Houve um silêncio do outro lado da linha. Um silêncio que pesava.
"Ah, isso", ela finalmente disse, com uma frieza que o assustou. "Eu matriculei o Pedro. Ele começa amanhã."
O mundo de João parou. Ele sentiu o ar faltar em seus pulmões.
"Você o quê? Por quê? Sem falar comigo?"
"Ele quebrou o relógio do Miguel, João. Um relógio caríssimo. Ele precisa aprender a ter limites, a respeitar as coisas dos outros. Foi um acidente, mas ele precisa de disciplina."
Miguel. O melhor amigo dele, que nos últimos meses parecia mais amigo de Maria do que dele. O relógio. Tinha sido um acidente estúpido, Pedro tropeçou enquanto corria.
"Maria, é só um relógio! Ele é uma criança! Você não pode mandá-lo para um lugar desses por causa disso!"
"Eu posso e já fiz", ela respondeu, a voz cortante. "A decisão está tomada. É para o bem dele."
"Traga ele de volta, Maria. Agora. Eu estou te implorando."
"Não seja dramático, João. Ele vai ficar bem. Pare de me ligar, estou com o Miguel resolvendo umas coisas."
Ela desligou.
O pânico tomou conta de João. Ele pegou as chaves do carro, o panfleto amassado na mão. O endereço era longe, em uma área rural. Ele dirigiu como um louco, o coração batendo descontroladamente no peito, uma premonição terrível o consumindo.
Ao chegar, a "escola" não parecia em nada com o panfleto. Era um prédio cinza, velho, com muros altos e arame farpado no topo. Um ar de abandono e tristeza pairava sobre o lugar.

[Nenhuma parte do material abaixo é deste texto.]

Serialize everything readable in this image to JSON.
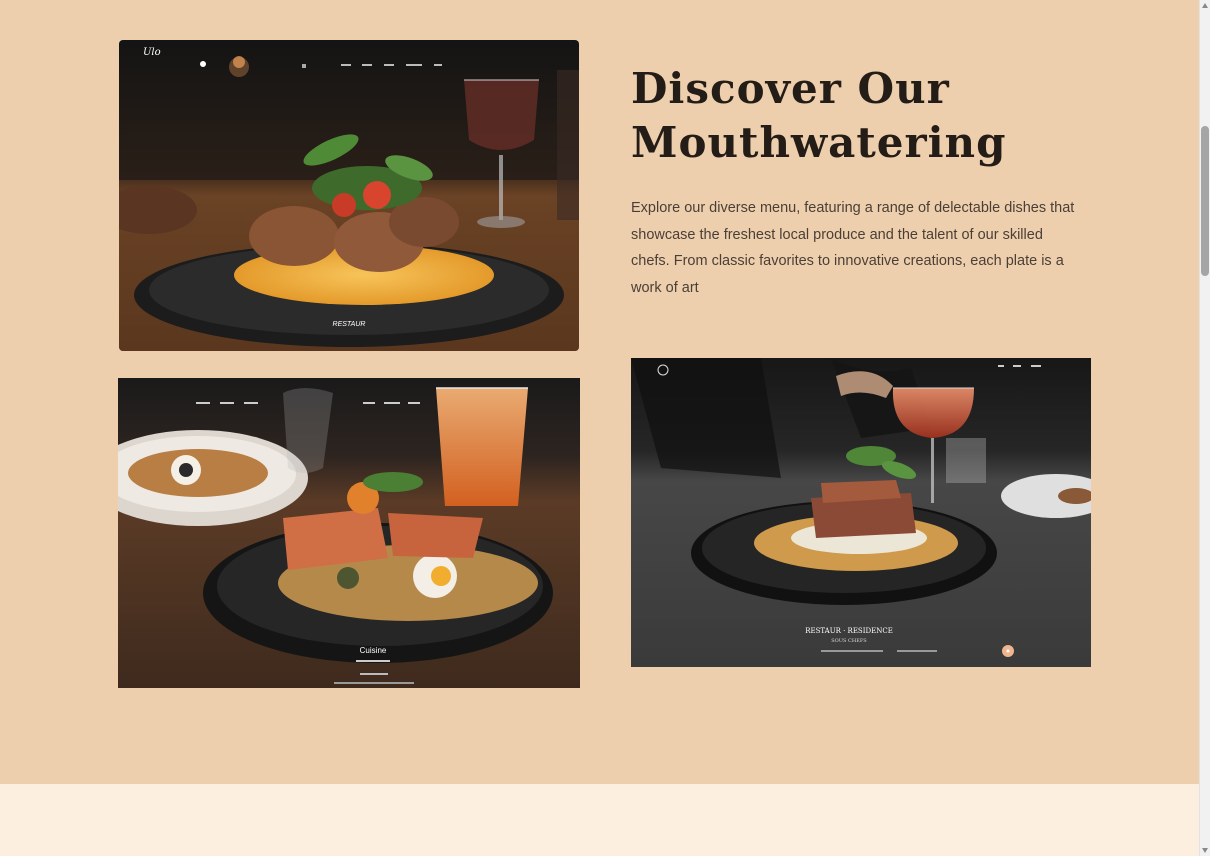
{
  "colors": {
    "section_bg": "#eecfad",
    "next_section_bg": "#fcefe0",
    "heading": "#241d17",
    "body_text": "#4a3f36"
  },
  "heading": {
    "line1": "Discover Our",
    "line2": "Mouthwatering"
  },
  "description": "Explore our diverse menu, featuring a range of delectable dishes that showcase the freshest local produce and the talent of our skilled chefs. From classic favorites to innovative creations, each plate is a work of art",
  "images": [
    {
      "id": "photo-1",
      "alt": "Plated seared scallops with herbs and tomato on golden sauce, glass of wine"
    },
    {
      "id": "photo-2",
      "alt": "Grilled salmon over chickpeas, olives and egg on a dark plate, orange juice"
    },
    {
      "id": "photo-3",
      "alt": "Sliced steak on purée with roasted vegetables, glass of red wine"
    }
  ]
}
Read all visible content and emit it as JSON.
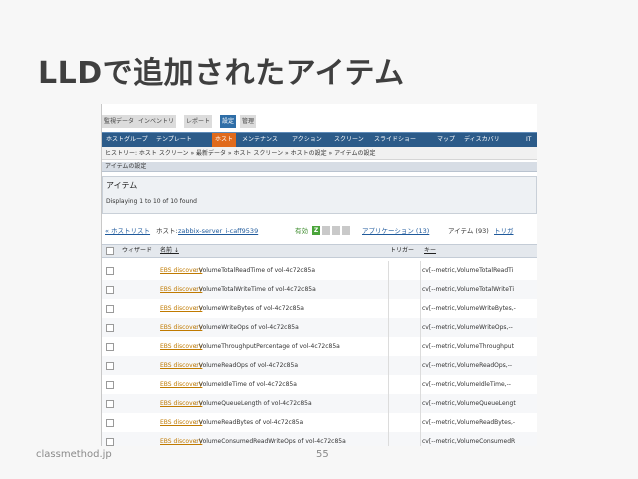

Ele correu para a recepção, exigindo ver seu filho. Uma mulher de rosto severo tentou impedi-lo, falando sobre "protocolos" e "período de adaptação". João não ouviu. Ele a empurrou e correu pelos corredores, gritando o nome de Pedro.
Ele abriu uma porta e o encontrou.
Pedro não estava sorrindo. Ele estava deitado em uma cama de metal, pálido, com o corpo inerte. Fios estavam conectados à sua cabeça e braços. Ao lado da cama, um aparelho que João reconheceu vagamente de filmes antigos. Uma máquina de eletrochoque.
Seu filho estava em coma.
Um enfermeiro correu em sua direção, gaguejando desculpas. "Ele foi... resistente. Precisamos usar o protocolo de contenção... a dosagem foi um pouco alta demais."
João caiu de joelhos ao lado da cama do filho, o mundo desmoronando ao seu redor. Ele pegou a mãozinha fria de Pedro, as lágrimas queimando seus olhos. Ele pegou o celular, trêmulo, e ligou para Maria de novo. E de novo.
Caixa postal.
Desesperado, ele ligou para Miguel. A chamada foi atendida no primeiro toque.
"Alô?"
Ao fundo, João ouviu a risada de Maria. Uma risada leve, feliz.
"Miguel, cadê a Maria? O Pedro... o Pedro está no hospital!"
Houve uma pausa. Ele ouviu Miguel sussurrar para Maria: "É o seu marido idiota."
Então, a voz de Maria, abafada, mas clara: "Diz que eu não posso falar, amor. Estamos comemorando."
O estômago de João revirou. Comemorando o quê?
Antes que Miguel pudesse responder, uma notificação de mensagem brilhou na tela do celular de João. Era uma mensagem que Maria enviara para um grupo de amigas, mas que por engano, o incluiu.
Uma foto. Maria, sorrindo, abraçada a Miguel. A mão dela repousava sobre a própria barriga, e a legenda dizia: "Finalmente vamos ter nossa própria família! Grávida do homem da minha vida!"
João olhou para a foto, depois para o filho inconsciente na cama. Um grito de pura agonia rasgou sua garganta, um som desumano que ecoou pelos corredores frios daquele lugar infernal. Ele abraçou o corpo pequeno de Pedro e chorou, pedindo a Deus que aquilo fosse apenas um pesadelo.
Ele precisava tirar seu filho dali. Ele precisava acabar com aquele casamento. Precisava destruir o mundo de Maria como ela havia destruído o dele.